A past systematic review and meta-analysis found exercise was effective when provided in group sessions [30]. The present study confirmed the effectiveness of group sessions in delivering physical activity programs. However, these effects do not depend on the social dimension of the activities in a group since the involvement in a control group without physical activity did not improve cognitive performance.

Some limitations have to be taken into account. The sample size was quite large for similar studies but not large enough to allow a multivariate analysis of the outcome determinants. However, the sample was well balanced for the main known confounding factors (age, gender, educational level). Moreover, the short duration of the trial, although useful to confirm the effectiveness of a short-term intervention, implies a potential loss of statistical power for effects that require more time to be evident.

CONCLUSION

In conclusion, this study has shown that a moderate-intensity exercise administered for a relatively short period of 12 weeks is associated with the improvement of cognitive performance in a sample of elderly people who live independently at their home

The medical certification necessary to support such a non-competitive physical activity did not exclude the presence of mild chronic pathologies, among those very frequent in the elderly, such as hypertension and diabetes. This makes the results of this study relevant in terms of public health, especially for those states, such as European countries, where life expectancy has increased. However, the proportion of older people with cognitive disabilities has also increased [31, 32]. This problem implies an immense suffering of people and families as well as high social and health costs [31]. For this reason, European Union has indicated research on active aging as a priority [33]. The possibility of the systematic use of a preventive, simple, and easily applicable intervention could positively impact these aspects.

KEY POINTS

Physical activity in the elderly is recommended to protect against cognitive decline.

Past studies varied widely in terms of type, intensity, duration, and frequency of provided physical activity.

A 12-week, 3 sessions per week moderate physical activity program improved cognition in elderly people living in the community.

These effects were not seen in a control group involved in cultural and education to wellness activities.

ETHICS APPROVAL AND CONSENT TO PARTICIPATE

The Regional Committee for Medical and Health Research Ethics, region Sardinia, has approved the study with reference number PG/2018/15546 (approved on 25 October 2018).

HUMAN AND ANIMAL RIGHTS

No Animals were used in this research.
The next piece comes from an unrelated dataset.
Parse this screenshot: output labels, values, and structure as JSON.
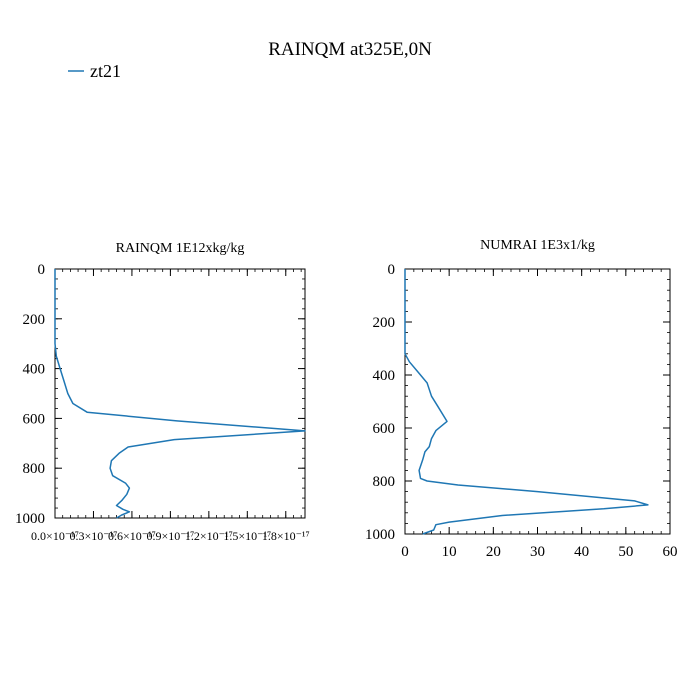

All human research procedures followed were in accordance with the ethical standards of the committee responsible for human experimentation (institutional and national), and with the Helsinki Declaration of 1975, as revised in 2013.

CONSENT FOR PUBLICATION

Informed consent was obtained from the participants.
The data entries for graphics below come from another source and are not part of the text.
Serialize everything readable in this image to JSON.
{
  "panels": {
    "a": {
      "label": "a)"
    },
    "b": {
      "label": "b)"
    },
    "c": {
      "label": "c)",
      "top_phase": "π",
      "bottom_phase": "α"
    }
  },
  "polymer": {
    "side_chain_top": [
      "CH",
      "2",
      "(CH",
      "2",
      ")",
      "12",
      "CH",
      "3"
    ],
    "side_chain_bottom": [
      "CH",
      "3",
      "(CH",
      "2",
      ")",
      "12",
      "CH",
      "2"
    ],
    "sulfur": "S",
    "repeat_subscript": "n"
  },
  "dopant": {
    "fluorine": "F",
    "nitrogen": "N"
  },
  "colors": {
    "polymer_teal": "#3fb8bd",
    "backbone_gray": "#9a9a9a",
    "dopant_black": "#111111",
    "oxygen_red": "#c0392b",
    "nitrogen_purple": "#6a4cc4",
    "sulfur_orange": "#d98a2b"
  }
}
AVAILABILITY OF DATA AND MATERIALS

Data will be available on ClinicalTrials.gov site with number code NCT03858114.

FUNDING

The study was funded by the Fondazione Banco di Sardegna. Additional funding was provided by the Italian Olympic Committee (Comitato Olimpico Nazionale Italiano – CONI). None of the funding bodies will have any further role in study design, collection, analysis, interpretation of data in the writing of the report, in the decision to submit the paper for publication

CONFLICT OF INTEREST

The authors declare no conflict of interest, financial or otherwise.

ACKNOWLEDGEMENTS

The authors wish to dedicate the study to the memory of Gianfranco Fara, former president of CONI Sardinia, who was an active supporter of the research and supported us in this work until his sudden death.